Nel quale restiamo per mesi, che poi diventano anni, costellati da strade che cerchiamo di imboccare, spesso sbagliate, come il periodo della terapia mamma-bambino, sancito infine come inutile, credo appena poco prima che qualcuno pronunciasse un classico dell’autismo, “la teoria della mamma frigorifero”, fin quasi alle elementari, quando bisogna prendere delle decisioni, perché Tommaso si comporta come se gli altri bambini non esistessero e perché forse la realtà va accettata per quello che è.

In una delle peregrinazioni alla UONPIA di riferimento, quegli acronimi che ogni volta mi devono spiegare cosa significano, la funzionaria ci indica un pieghevole su una mensola: c’è un’associazione che si occupa di far giocare i bambini disabili.

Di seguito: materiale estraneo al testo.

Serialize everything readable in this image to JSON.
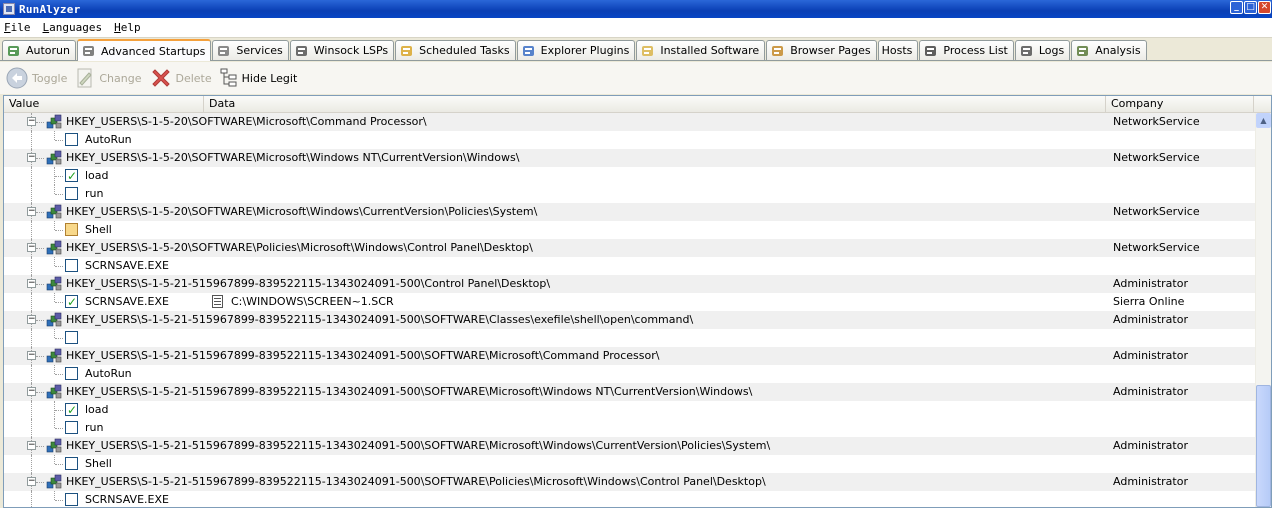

Giocare pare facile, anche inutile. Tommaso avrebbe bisogno di altro, pensiamo, e anche noi.

Poi, però, ci andiamo.

E dal primo incontro con l’Abilità, forse la vita sua e nostra non è cambiata, nel senso che Tommaso rimane autistico, ma incontrare qualcuno di competente, che sa dove mettere le mani, ascoltarti, consigliarti, quindi andare ben oltre il gioco, ha di sicuro portato sollievo e ha aiutato noi a incanalare le forze nella direzione giusta.

Addirittura si sono occupati di noi genitori: perché a forza di essere focalizzati sui figli, si perde di vista tutto il resto, compreso il proprio equilibrio mentale, del genitore affranto, deluso nelle sue aspettative, talvolta spaventato dai suoi stessi pensieri, rancoroso nei confronti degli altri, soprattutto con quelli coi figli normali, quelli che al parco squadrano lui e il figlio di sghimbescio, con sospetto, non lo evitano, ma neppure si fanno delle domande, perché tanto non è affare loro.

Perché è un caso, se hai a che fare con l’autismo, è tutto un caso.

Se fa una cosa o non la fa; se la fa, ma non la ripete; se non l’ha mai fatta e un giorno riesce a farla e soprattutto se tu capisci cosa gli gira davvero per la testa oppure no.

Parlo di calzare le scarpe, ascoltarti, avvertirti se gli scappa la pipì, se ha voglia di uscire…

Perchè ognuno di loro è diverso: parla, non parla, comunica, non comunica, ti guarda, non ti guarda e sì, talvolta si annoia pure; a uno fa bene quella terapia, ad un altro la stessa terapia non procura neppure il solletico…..

E’come sparare ogni volta nel mucchio: qualche volta trovi il bersaglio, qualche volta no, ma è meglio frequentare un poligono di tiro, così, almeno, ti tieni in allenamento.”

Buon Natale da Papoluca e www.labilita.org

2 thoughts on “Regalo di Natale

  1. Solo un GRAZIE per aver dato voce al papa’ di Tommaso. Quindi a Tommaso, che parla, chiede, risponde, attraverso di noi. Il Natale e’ anche questo. La mamma.